Rewriting Subqueries That Select Matching Values
Here's an example statement containing a subquery; it selects scores from the score table only for tests (that is, it ignores quiz scores):
SELECT * FROM score WHERE event_id IN (SELECT event_id FROM grade_event WHERE category = 'T');
The same statement can be written without a subquery by converting it to a simple join:
SELECT score.* FROM score, grade_event WHERE score.event_id = grade_event.event_id AND grade_event.category = 'T';
As another example, the following query selects scores for female students:
SELECT * from score WHERE student_id IN (SELECT student_id FROM student WHERE sex = 'F');
This can be converted to a join as follows:
SELECT score.* FROM score, student WHERE score.student_id = student.student_id AND student.sex = 'F';
There is a pattern here. The subquery statements follow this form:
SELECT * FROM table1 WHERE column1 IN (SELECT column2a FROM table2 WHERE column2b = value);
Such queries can be converted to a join using this form:
SELECT table1.* FROM table1, table2 WHERE table1.column1 = table2.column2a AND table2.column2b = value;
Note: In some cases, the subquery and the join might return different results. This occurs when table2 contains multiple instances of column2a. The subquery form produces only one instance of each column2a value, but the join would produce them all and its output would include duplicate rows. To suppress these duplicates, begin the join with SELECT DISTINCT rather than SELECT.

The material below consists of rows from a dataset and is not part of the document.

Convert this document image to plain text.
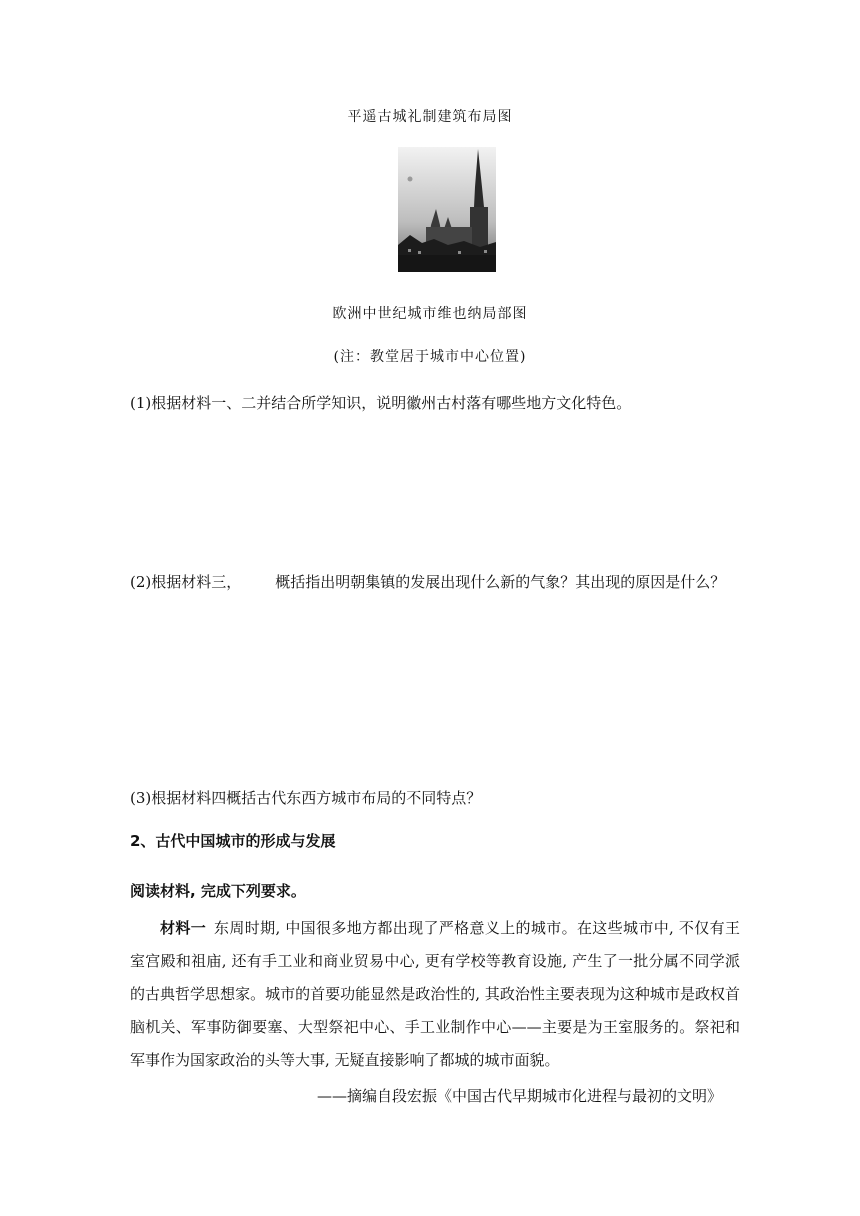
平遥古城礼制建筑布局图
欧洲中世纪城市维也纳局部图
(注：教堂居于城市中心位置)
(1)根据材料一、二并结合所学知识，说明徽州古村落有哪些地方文化特色。
(2)根据材料三， 概括指出明朝集镇的发展出现什么新的气象？其出现的原因是什么？
(3)根据材料四概括古代东西方城市布局的不同特点？
2、古代中国城市的形成与发展
阅读材料, 完成下列要求。
材料一 东周时期, 中国很多地方都出现了严格意义上的城市。在这些城市中, 不仅有王室宫殿和祖庙, 还有手工业和商业贸易中心, 更有学校等教育设施, 产生了一批分属不同学派的古典哲学思想家。城市的首要功能显然是政治性的, 其政治性主要表现为这种城市是政权首脑机关、军事防御要塞、大型祭祀中心、手工业制作中心——主要是为王室服务的。祭祀和军事作为国家政治的头等大事, 无疑直接影响了都城的城市面貌。
——摘编自段宏振《中国古代早期城市化进程与最初的文明》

Rewriting Subqueries That Select Non-Matching (Missing) Values
Another common type of subquery statement searches for values in one table that are not present in another table. As we've seen before, the "which values are not present" type of problem is a clue that a LEFT JOIN may be helpful. Here's the statement with a subquery seen earlier that tests for students who are not listed in the absence table (it finds those students with perfect attendance):
SELECT * FROM student WHERE student_id NOT IN (SELECT student_id FROM absence);
This query can be rewritten using a LEFT JOIN as follows:
SELECT student.* FROM student LEFT JOIN absence ON student.student_id = absence.student_id WHERE absence.student_id IS NULL;
In general terms, the subquery statement form is as follows:
SELECT * FROM table1 WHERE column1 NOT IN (SELECT column2 FROM table2);
A query having that form can be rewritten like this:
SELECT table1.* FROM table1 LEFT JOIN table2 ON table1.column1 = table2.column2 WHERE table2.column2 IS NULL;
This assumes that table2.column2 is defined as NOT NULL.
The subquery has the advantage of being more intuitive than the LEFT JOIN. "Not in" is a concept that most people understand without difficulty, because it occurs outside the context of database programming. The same cannot be said for the concept of "left join," for which there is no such basis for natural understanding.